In the process of specifically implementing step S106, the severity of the abnormality is determined according to the abnormality level at which the abnormality score is located, so that the abnormal monitoring alarm information is obtained according to the severity of the abnormality.
Optionally, step S106 is executed to determine the severity of the anomaly according to the anomaly score, as shown in fig. 3, which is a schematic flow chart for determining the severity of the anomaly provided in the embodiment of the present invention, and the method mainly includes the following steps:
step S301: and judging whether the abnormal score is in a first abnormal level, if so, executing step S302, and if not, executing step S303.
In the process of implementing step S301 specifically, it is determined whether the abnormality score is at the first abnormality level, if so, step S302 is executed, and if not, it is described that the abnormality score may be at the second abnormality level, may be at the third abnormality level, and may be at the fourth abnormality level, step S303 is executed.
In the embodiment of the present invention, the first abnormality level is a score greater than or equal to 0 and less than 30; the second abnormality level is a score of 30 or more and less than 70; the third abnormal grade is that the fraction is more than or equal to 70 and less than 100; the fourth abnormality level is a score of 100 or more.
Step S302: the severity of the abnormality is determined as a low risk level.
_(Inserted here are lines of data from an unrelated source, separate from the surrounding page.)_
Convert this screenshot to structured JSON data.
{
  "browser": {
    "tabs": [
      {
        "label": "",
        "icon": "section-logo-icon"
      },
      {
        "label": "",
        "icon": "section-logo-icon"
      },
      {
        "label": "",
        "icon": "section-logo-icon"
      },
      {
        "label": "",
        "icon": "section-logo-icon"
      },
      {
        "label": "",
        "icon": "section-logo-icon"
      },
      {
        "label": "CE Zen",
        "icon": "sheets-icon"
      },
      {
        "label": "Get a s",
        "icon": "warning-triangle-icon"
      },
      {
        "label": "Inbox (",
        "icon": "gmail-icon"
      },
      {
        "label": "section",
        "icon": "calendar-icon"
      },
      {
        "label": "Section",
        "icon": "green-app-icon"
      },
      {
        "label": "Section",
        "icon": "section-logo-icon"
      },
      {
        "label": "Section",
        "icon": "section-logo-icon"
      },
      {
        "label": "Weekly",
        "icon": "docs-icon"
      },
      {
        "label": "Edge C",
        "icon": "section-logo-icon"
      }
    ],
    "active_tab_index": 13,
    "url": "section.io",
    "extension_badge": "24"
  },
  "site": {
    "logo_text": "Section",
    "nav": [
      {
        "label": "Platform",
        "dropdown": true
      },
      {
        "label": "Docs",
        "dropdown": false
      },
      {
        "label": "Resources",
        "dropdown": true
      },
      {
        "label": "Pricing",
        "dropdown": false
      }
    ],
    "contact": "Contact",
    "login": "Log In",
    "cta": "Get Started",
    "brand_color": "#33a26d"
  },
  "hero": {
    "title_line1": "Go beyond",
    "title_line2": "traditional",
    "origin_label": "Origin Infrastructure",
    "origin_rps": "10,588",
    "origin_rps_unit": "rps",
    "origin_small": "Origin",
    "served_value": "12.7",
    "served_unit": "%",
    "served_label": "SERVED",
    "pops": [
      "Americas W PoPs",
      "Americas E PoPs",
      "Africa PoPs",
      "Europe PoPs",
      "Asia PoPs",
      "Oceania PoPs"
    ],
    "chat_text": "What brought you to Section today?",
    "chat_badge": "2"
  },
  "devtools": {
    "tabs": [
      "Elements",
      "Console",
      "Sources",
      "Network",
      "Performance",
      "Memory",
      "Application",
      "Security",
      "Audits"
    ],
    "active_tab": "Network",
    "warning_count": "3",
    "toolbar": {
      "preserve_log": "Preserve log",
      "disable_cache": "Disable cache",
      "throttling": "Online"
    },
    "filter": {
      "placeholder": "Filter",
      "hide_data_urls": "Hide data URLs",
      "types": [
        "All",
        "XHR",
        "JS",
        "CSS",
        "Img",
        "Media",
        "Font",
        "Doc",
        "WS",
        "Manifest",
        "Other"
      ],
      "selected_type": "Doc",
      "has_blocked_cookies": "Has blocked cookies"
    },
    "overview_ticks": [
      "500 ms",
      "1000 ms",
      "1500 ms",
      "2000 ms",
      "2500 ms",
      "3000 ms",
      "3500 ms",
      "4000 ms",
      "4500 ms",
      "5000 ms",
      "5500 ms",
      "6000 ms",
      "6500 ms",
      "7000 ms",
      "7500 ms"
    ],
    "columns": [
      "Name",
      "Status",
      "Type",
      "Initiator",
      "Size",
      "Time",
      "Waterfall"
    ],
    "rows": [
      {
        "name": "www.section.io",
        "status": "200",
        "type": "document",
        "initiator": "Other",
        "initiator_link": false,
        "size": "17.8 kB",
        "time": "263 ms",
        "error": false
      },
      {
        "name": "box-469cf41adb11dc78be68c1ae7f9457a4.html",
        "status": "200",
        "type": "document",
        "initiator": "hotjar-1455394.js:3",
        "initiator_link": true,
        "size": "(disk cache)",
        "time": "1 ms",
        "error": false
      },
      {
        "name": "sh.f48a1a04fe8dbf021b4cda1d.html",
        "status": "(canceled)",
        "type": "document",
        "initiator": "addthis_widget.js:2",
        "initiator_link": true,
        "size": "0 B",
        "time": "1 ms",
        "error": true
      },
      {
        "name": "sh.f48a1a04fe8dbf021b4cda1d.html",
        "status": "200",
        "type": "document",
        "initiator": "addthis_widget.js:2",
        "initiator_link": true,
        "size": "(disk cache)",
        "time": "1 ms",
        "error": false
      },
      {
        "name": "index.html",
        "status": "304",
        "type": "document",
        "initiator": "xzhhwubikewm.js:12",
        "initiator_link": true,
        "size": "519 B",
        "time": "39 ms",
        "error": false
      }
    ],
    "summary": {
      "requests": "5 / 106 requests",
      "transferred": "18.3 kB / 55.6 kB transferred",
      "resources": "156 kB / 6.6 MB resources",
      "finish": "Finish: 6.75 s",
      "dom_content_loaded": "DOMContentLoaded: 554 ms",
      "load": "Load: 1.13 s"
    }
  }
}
In the process of specifically implementing step S302, in the case where it is determined that the abnormality score is at the first abnormality level, that is, in the case where it is determined that the abnormality score is 0 or more and less than 30, the severity of the abnormality is determined as the low-risk degree.
Step S303: and judging whether the abnormality score is at the second abnormality level, if so, executing step S304, and if not, executing step S305.
In the process of implementing step S303 specifically, it is determined whether the abnormality score is at the second abnormality level, if so, step S304 is executed, and if not, it is described that the abnormality score may be at the third abnormality level or at the fourth abnormality level, step S305 is executed.
Step S304: the severity of the anomaly is determined as the general severity.
In the process of implementing step S304 in detail, in the case where it is determined that the abnormality score is at the second abnormality level, that is, in the case where it is determined that the abnormality score is equal to or greater than 30 and less than 70, the severity of the abnormality is determined as the general severity.
Step S305: and judging whether the abnormal score is in a third abnormal grade, if so, executing step S306, and if not, executing step S307.
In the process of implementing step S305, it is determined whether the abnormal score is at the third abnormal level, if so, step S306 is executed, otherwise, step S307 is executed if it is determined that the abnormal score may be at the fourth abnormal level.
Step S306: the severity of the abnormality was determined to be of moderate severity.
In the process of specifically implementing step S306, in the case where it is determined that the abnormality score is at the third abnormality level, that is, in the case where it is determined that the abnormality score is 70 or more and less than 100, the degree of severity of the abnormality is determined to be moderate degree of severity.
Step S307: and judging whether the abnormal score is in a fourth abnormal level, if so, executing the step S308, and if not, ending the operation.
In the process of implementing step S307, it is determined whether the abnormality score is at the fourth abnormality level, if so, step S308 is executed, and if not, it is determined that the abnormality score is less than 0, the operation is ended.
Step S308: the severity of the anomaly is determined to be a high severity.
In the process of embodying step S308, in the case where it is determined that the abnormality score is at the fourth abnormality level, that is, in the case where it is determined that the abnormality score is 100 or more, the degree of severity of the abnormality is determined to be a high degree of severity.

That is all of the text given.